Five B2B marketing trends that buck traditional tactics

Five B2B marketing trends that buck traditional tactics

At Metadata 2022 last week, Ty Heath, Director of Market Engagement at The B2B Institute at LinkedIn, ran a session that talked about creativity in B2B marketing. I don’t think anyone questions that marketing needs to be creative, but more often lately, marketers are told they need to be data-driven first. Neither is wrong, but there is something to be said for creativity - because you’re doing things other brands aren’t (at least, that’s the idea). So I was curious to learn what Heath’s idea of creativity was.

Heath said marketers are always asking, ‘what is everyone else doing?’ And it’s true marketers pay attention to what’s happening in their industry and how the competition is marketing. And then they go out and do the same thing. Maybe it’s a little different, but if it works for one brand, it surely works for their brand, right? Why try to reinvent the marketing campaign?

But marketers are asking the wrong question, Heath said. What they should be asking is, “What is nobody doing?” She said the most valuable ideas are contrarian ideas. The key is that the contrarian view has to be right. If it’s wrong, then you’re just headed for a mess.

How do you know if a contrarian view is the right approach to take in your marketing? The B2B Institute studies trends in B2B marketing, and of the 30 trends it has identified, Heath shared five contrarian trends you should consider.

Heath said that consumers are either in-market (actively looking to buy) or out-of-market (not looking to buy). In any given situation, ninety-five percent of category buyers are out-of-market. They aren’t thinking about your brand or your product.

Most marketers focus their energy on the 5% driving cash flow. But what they should be doing is focusing their time and energy on future buyers. Heath explained that this is all about investing in the long-term instead of short-term demand. You have to do both, of course, but most time today is spent on that small amount of in-market consumers, and that, Heath said, puts a ceiling on how much a brand can make.

Heath talked about the lead funnel marketers all refer to when developing campaigns. The top of the funnel is about awareness, and marketing performs activities that drive awareness and push people down the funnel to the bottom, where they become customers. But it doesn’t work that way when most of your ICPs aren’t in-market, so efforts to push them down the funnel do not make sense (they aren’t looking to buy).

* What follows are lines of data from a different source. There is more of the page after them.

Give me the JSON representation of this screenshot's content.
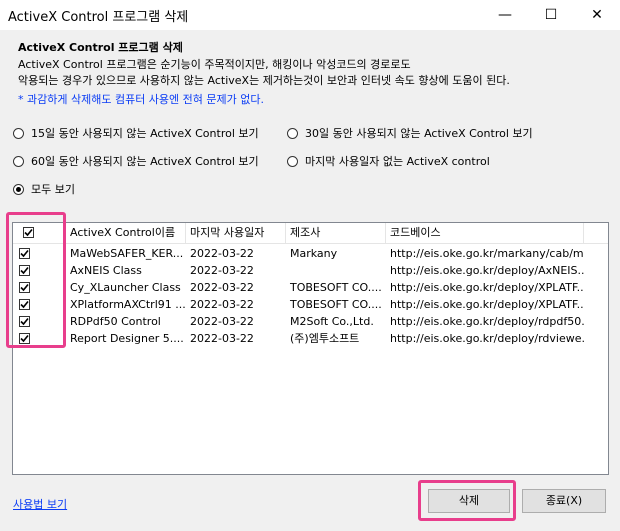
{
  "window": {
    "title": "ActiveX Control 프로그램 삭제",
    "min_icon": "—",
    "max_icon": "☐",
    "close_icon": "✕"
  },
  "intro": {
    "header": "ActiveX Control 프로그램 삭제",
    "line1": "ActiveX Control 프로그램은 순기능이 주목적이지만, 해킹이나 악성코드의 경로로도",
    "line2": "악용되는 경우가 있으므로 사용하지 않는 ActiveX는 제거하는것이 보안과 인터넷 속도 향상에 도움이 된다.",
    "note": "* 과감하게 삭제해도 컴퓨터 사용엔 전혀 문제가 없다."
  },
  "filters": [
    {
      "label": "15일 동안 사용되지 않는 ActiveX Control 보기",
      "selected": false
    },
    {
      "label": "30일 동안 사용되지 않는 ActiveX Control 보기",
      "selected": false
    },
    {
      "label": "60일 동안 사용되지 않는 ActiveX Control 보기",
      "selected": false
    },
    {
      "label": "마지막 사용일자 없는 ActiveX control",
      "selected": false
    },
    {
      "label": "모두 보기",
      "selected": true
    }
  ],
  "table": {
    "columns": [
      "ActiveX Control이름",
      "마지막 사용일자",
      "제조사",
      "코드베이스"
    ],
    "header_checked": true,
    "rows": [
      {
        "checked": true,
        "name": "MaWebSAFER_KER...",
        "date": "2022-03-22",
        "vendor": "Markany",
        "codebase": "http://eis.oke.go.kr/markany/cab/m..."
      },
      {
        "checked": true,
        "name": "AxNEIS Class",
        "date": "2022-03-22",
        "vendor": "",
        "codebase": "http://eis.oke.go.kr/deploy/AxNEIS...."
      },
      {
        "checked": true,
        "name": "Cy_XLauncher Class",
        "date": "2022-03-22",
        "vendor": "TOBESOFT CO....",
        "codebase": "http://eis.oke.go.kr/deploy/XPLATF..."
      },
      {
        "checked": true,
        "name": "XPlatformAXCtrl91 ...",
        "date": "2022-03-22",
        "vendor": "TOBESOFT CO....",
        "codebase": "http://eis.oke.go.kr/deploy/XPLATF..."
      },
      {
        "checked": true,
        "name": "RDPdf50 Control",
        "date": "2022-03-22",
        "vendor": "M2Soft Co.,Ltd.",
        "codebase": "http://eis.oke.go.kr/deploy/rdpdf50..."
      },
      {
        "checked": true,
        "name": "Report Designer 5....",
        "date": "2022-03-22",
        "vendor": "(주)엠투소프트",
        "codebase": "http://eis.oke.go.kr/deploy/rdviewe..."
      }
    ]
  },
  "footer": {
    "help_link": "사용법 보기",
    "delete_label": "삭제",
    "close_label": "종료(X)"
  },
  "colors": {
    "highlight": "#e83e8c",
    "link": "#0a3cf5",
    "background": "#f0f0f0"
  }
}
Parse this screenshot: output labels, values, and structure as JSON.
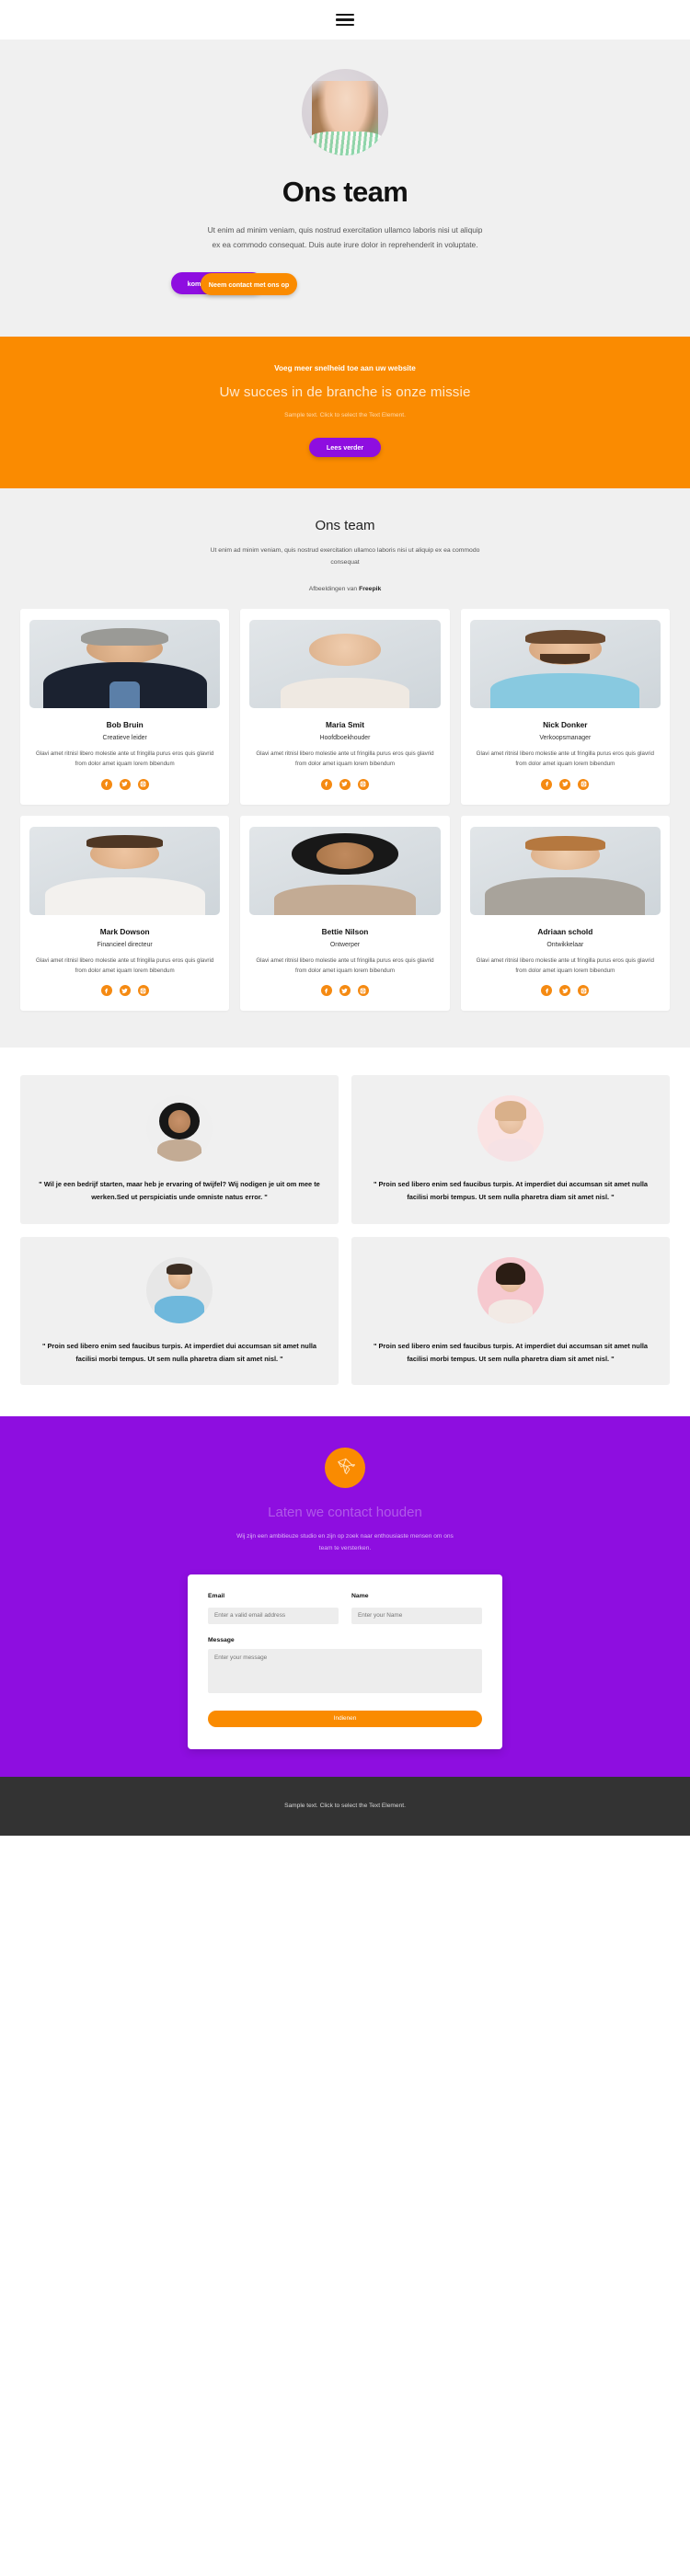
{
  "navbar": {
    "menu_icon": "hamburger-menu-icon"
  },
  "hero": {
    "title": "Ons team",
    "subtitle": "Ut enim ad minim veniam, quis nostrud exercitation ullamco laboris nisi ut aliquip ex ea commodo consequat. Duis aute irure dolor in reprehenderit in voluptate.",
    "btn_primary": "kom meer te weten",
    "btn_secondary": "Neem contact met ons op"
  },
  "cta": {
    "kicker": "Voeg meer snelheid toe aan uw website",
    "title": "Uw succes in de branche is onze missie",
    "text": "Sample text. Click to select the Text Element.",
    "button": "Lees verder"
  },
  "team": {
    "title": "Ons team",
    "subtitle": "Ut enim ad minim veniam, quis nostrud exercitation ullamco laboris nisi ut aliquip ex ea commodo consequat",
    "credit_prefix": "Afbeeldingen van ",
    "credit_link": "Freepik",
    "description": "Glavi amet ritnisl libero molestie ante ut fringilla purus eros quis glavrid from dolor amet iquam lorem bibendum",
    "members": [
      {
        "name": "Bob Bruin",
        "role": "Creatieve leider"
      },
      {
        "name": "Maria Smit",
        "role": "Hoofdboekhouder"
      },
      {
        "name": "Nick Donker",
        "role": "Verkoopsmanager"
      },
      {
        "name": "Mark Dowson",
        "role": "Financieel directeur"
      },
      {
        "name": "Bettie Nilson",
        "role": "Ontwerper"
      },
      {
        "name": "Adriaan schold",
        "role": "Ontwikkelaar"
      }
    ],
    "social_icons": [
      "facebook-icon",
      "twitter-icon",
      "instagram-icon"
    ]
  },
  "testimonials": [
    {
      "quote": "\" Wil je een bedrijf starten, maar heb je ervaring of twijfel? Wij nodigen je uit om mee te werken.Sed ut perspiciatis unde omniste natus error. \""
    },
    {
      "quote": "\" Proin sed libero enim sed faucibus turpis. At imperdiet dui accumsan sit amet nulla facilisi morbi tempus. Ut sem nulla pharetra diam sit amet nisl. \""
    },
    {
      "quote": "\" Proin sed libero enim sed faucibus turpis. At imperdiet dui accumsan sit amet nulla facilisi morbi tempus. Ut sem nulla pharetra diam sit amet nisl. \""
    },
    {
      "quote": "\" Proin sed libero enim sed faucibus turpis. At imperdiet dui accumsan sit amet nulla facilisi morbi tempus. Ut sem nulla pharetra diam sit amet nisl. \""
    }
  ],
  "contact": {
    "logo_icon": "origami-bird-icon",
    "title": "Laten we contact houden",
    "subtitle": "Wij zijn een ambitieuze studio en zijn op zoek naar enthousiaste mensen om ons team te versterken.",
    "email_label": "Email",
    "email_placeholder": "Enter a valid email address",
    "name_label": "Name",
    "name_placeholder": "Enter your Name",
    "message_label": "Message",
    "message_placeholder": "Enter your message",
    "submit_label": "Indienen"
  },
  "footer": {
    "text": "Sample text. Click to select the Text Element."
  },
  "colors": {
    "orange": "#fa8b01",
    "purple": "#8e0ee0",
    "light_gray": "#f0f0f0",
    "footer_dark": "#333333"
  }
}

Heath offered a new way to look at the funnel as three stages of awareness, and we start at the bottom. The bottom of the funnel is awareness of the brand as part of a category, the middle is top-of-mind awareness, where a person names that brand first when given a category, and the top of the funnel is situational awareness, where the person names the brand when given a specific situation.

Our memories are situational, so marketers need to identify the triggers that make people think about their brand when they get in-market. To find the right situations, you can take the 5Ws approach (shown below). Once you identify them, you link your brand messages to those buying situations.

Every brand thinks its product is the best, and it markets based on the features and capabilities of the product. But if you lined up most products in a category, you would find they all tend to work the same way; have the same features, integrations, etc.

I work with a CMO who says this about the products in the market he is in - they are basically all the same because they need to provide a specific set of features and capabilities to meet customer needs. As a result, he works hard to find ways to market that don’t focus on the product.

The reality is, for a customer, the best product is the one they know, said Heath (she called it satisficing). No one has time to do deep research on all the options, and most understand there is no perfect product. A good enough product is the mid-point between value and effort; that’s where most consumers land. So, how do you make your product the one customers think of when they need it?

What’s more important - reach or frequency? Heath shared studies that showed it’s better to reach more people than reach fewer people more often. Frequency, she said, has diminishing marginal returns.

Reach is the lowest hurdle you need to drive more sales. Of course, it isn’t the only one, Heath said. There’s also attention, memory, and purchase, but you don’t have much of a chance without achieving reach. So it’s also the first hurdle, she said.

This last trend is all about getting a budget for brand awareness. Brand awareness isn’t as easy to measure as lead generation, but it is equally important. The way to get support for brand awareness is to do something called “performance branding.”

With performance branding, the goal, Heath explained, is to generate a memory, not a lead. It’s about broad targeting and generating memories, and it’s a long-term strategy. And that makes the metrics different (see below for examples).

Heath proposed some interesting ideas that are worth discussing with the marketing team. Many brands minimize the value of brand awareness because it’s hard to measure. But we forget that many people we want to reach are not ready to buy, so we need to develop marketing strategies that keep the brand top of mind.

If we think this way, our lead generation and demand gen strategies might perform better because we would understand we aren’t trying to drive revenue with consumers who aren’t ready to buy.

The primary goal of content marketing is sharing valuable content, making people think, and evoking emotion (enough to create a memory). We can do that with our advertising, too; it just takes a bit more effort than ads for downloading ebooks or requesting product demos.

It’s not enough to hide behind measurable strategies. We also need to do the hard work of creating a memorable brand. It will be worth the effort in the long run.